People are driven to concierge medical practices when they want to have a close relationship with their doctor, just as medicine was practiced before health insurance and politicians became the middle men, dictating a patient’s care. They come because they want to have more than 10 or 15 minutes with their doctor, giving the doctor time to evaluate more than just the obvious symptoms.
How do people afford this? A little research told me that it comes down to choices. People are making the choice to spend their money on the concierge medical services instead of other items such as luxury cars or vacations.  They are also electing high deductible medical insurance plans and using the savings to pay for the concierge medicine.  Some concierge practices accept a limited number of lower income people.
Dan said that concierge medical programs have been proven to save patients money. How is this possible? Medical practices save time and money when they don’t have to bill
insurance. This savings can be passed on to patients. More importantly, huge savings can be had when a patient receives good primary care before problems escalate into serious and expensive medical issues requiring emergency rooms and specialists. Contrast this to a conventional medical practice where a physician has to see many people each day in order to receive enough in insurance reimbursements to cover his or her costs. This results in ten-minute appointments which may not be sufficient time to diagnose a patient’s problem.
The doctor then refers the client to a specialist. From there costs can escalate.

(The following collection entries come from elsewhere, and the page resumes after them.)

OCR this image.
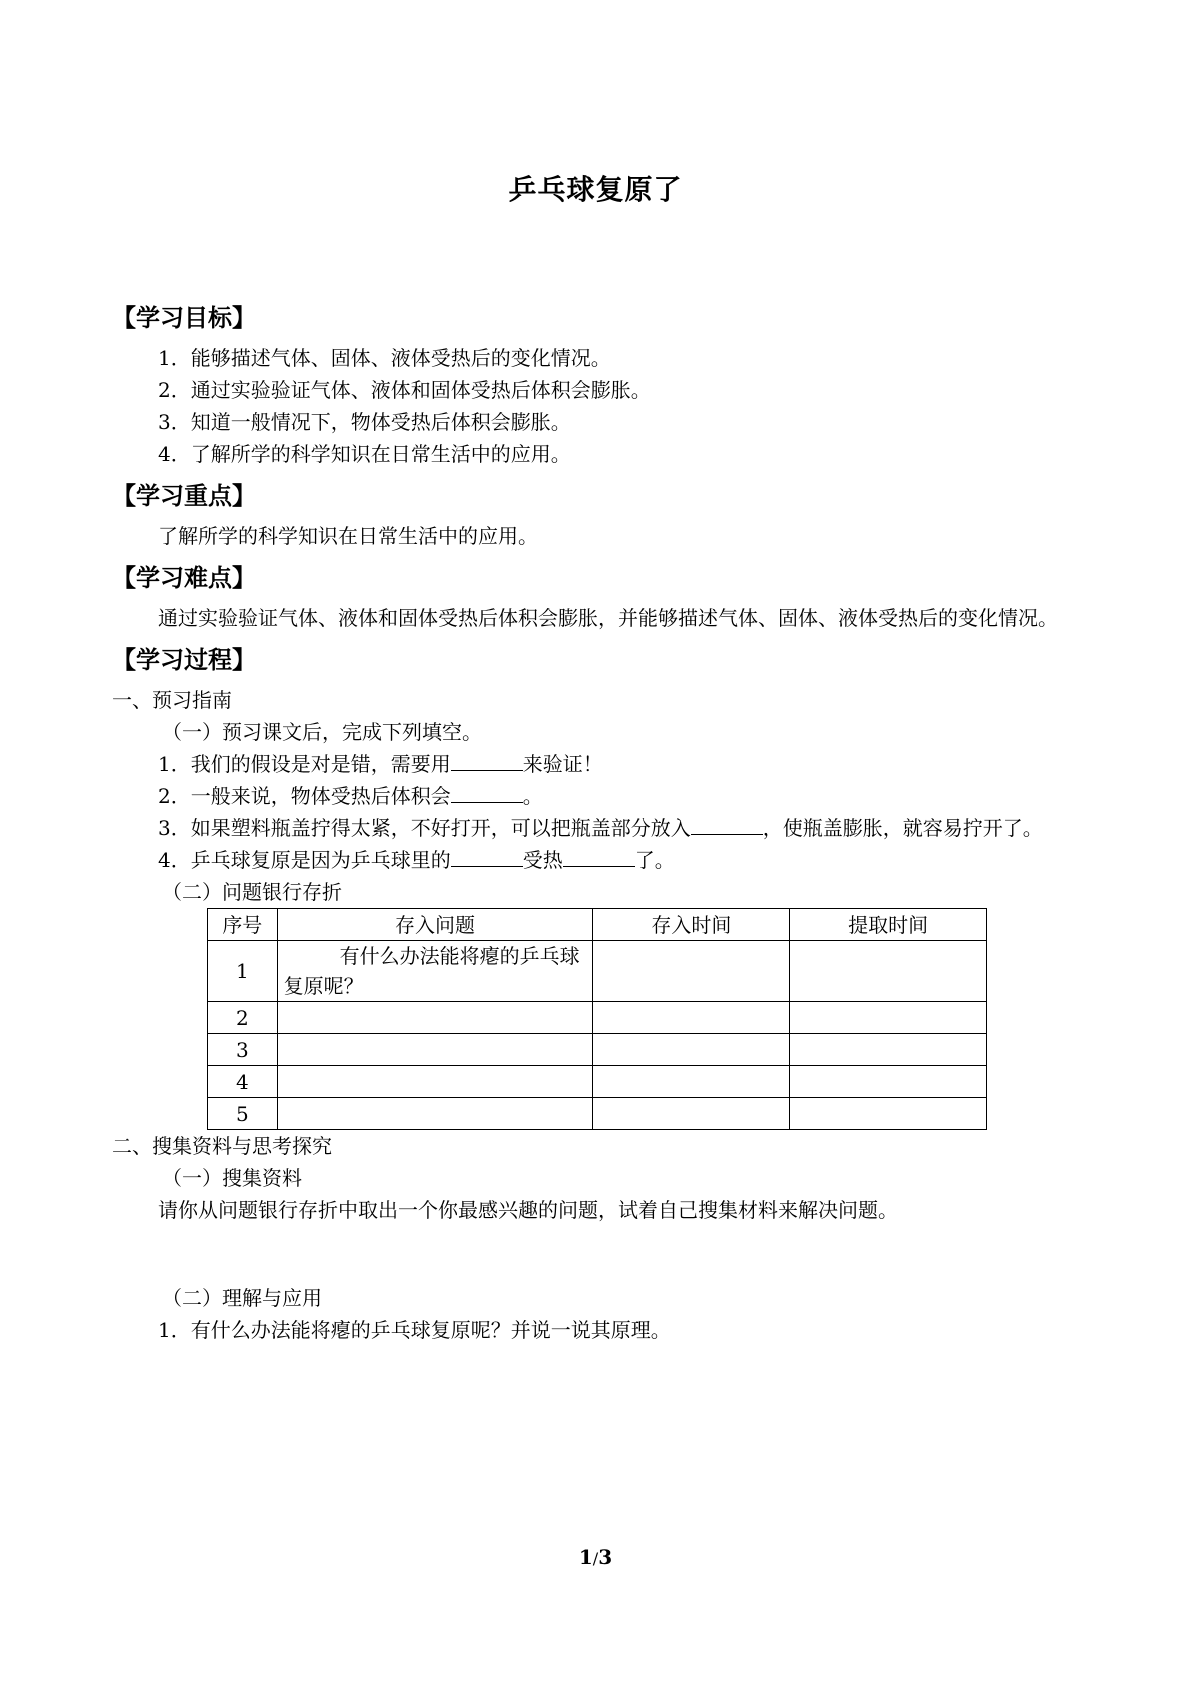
乒乓球复原了
【学习目标】

1．能够描述气体、固体、液体受热后的变化情况。

2．通过实验验证气体、液体和固体受热后体积会膨胀。

3．知道一般情况下，物体受热后体积会膨胀。

4．了解所学的科学知识在日常生活中的应用。

【学习重点】

了解所学的科学知识在日常生活中的应用。

【学习难点】

通过实验验证气体、液体和固体受热后体积会膨胀，并能够描述气体、固体、液体受热后的变化情况。

【学习过程】

一、预习指南

（一）预习课文后，完成下列填空。

1．我们的假设是对是错，需要用	来验证！

2．一般来说，物体受热后体积会	。

3．如果塑料瓶盖拧得太紧，不好打开，可以把瓶盖部分放入	，使瓶盖膨胀，就容易拧开了。

4．乒乓球复原是因为乒乓球里的	受热	了。

（二）问题银行存折

序号	存入问题	存入时间	提取时间
1	有什么办法能将瘪的乒乓球复原呢？		
2			
3			
4			
5			

二、搜集资料与思考探究

（一）搜集资料

请你从问题银行存折中取出一个你最感兴趣的问题，试着自己搜集材料来解决问题。

（二）理解与应用

1．有什么办法能将瘪的乒乓球复原呢？并说一说其原理。

1/3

Concierge medicine is criticized for contributing to the shortage of primary care physicians throughout the country. The demand for doctors is expected to increase when the Affordable Care Act takes full effect next year. As doctors retire or leave conventional practices and reduce their number of patients, many people are left without primary care physicians. Dan said that some of this shortage results from newly graduated doctors not wanting to specialize in primary care because of the undesirable work conditions: bureaucracy, paperwork, and huge patient loads that prevent them from providing quality care.
Dan is hopeful that concierge medicine can create a primary care profession that doctors want to join. He and his wife will be “very active working with medical students over
time, showing them that they can go into this (area of medicine) and take care of people, and they won’t just be stuck in a 15-minute treadmill-triage system.”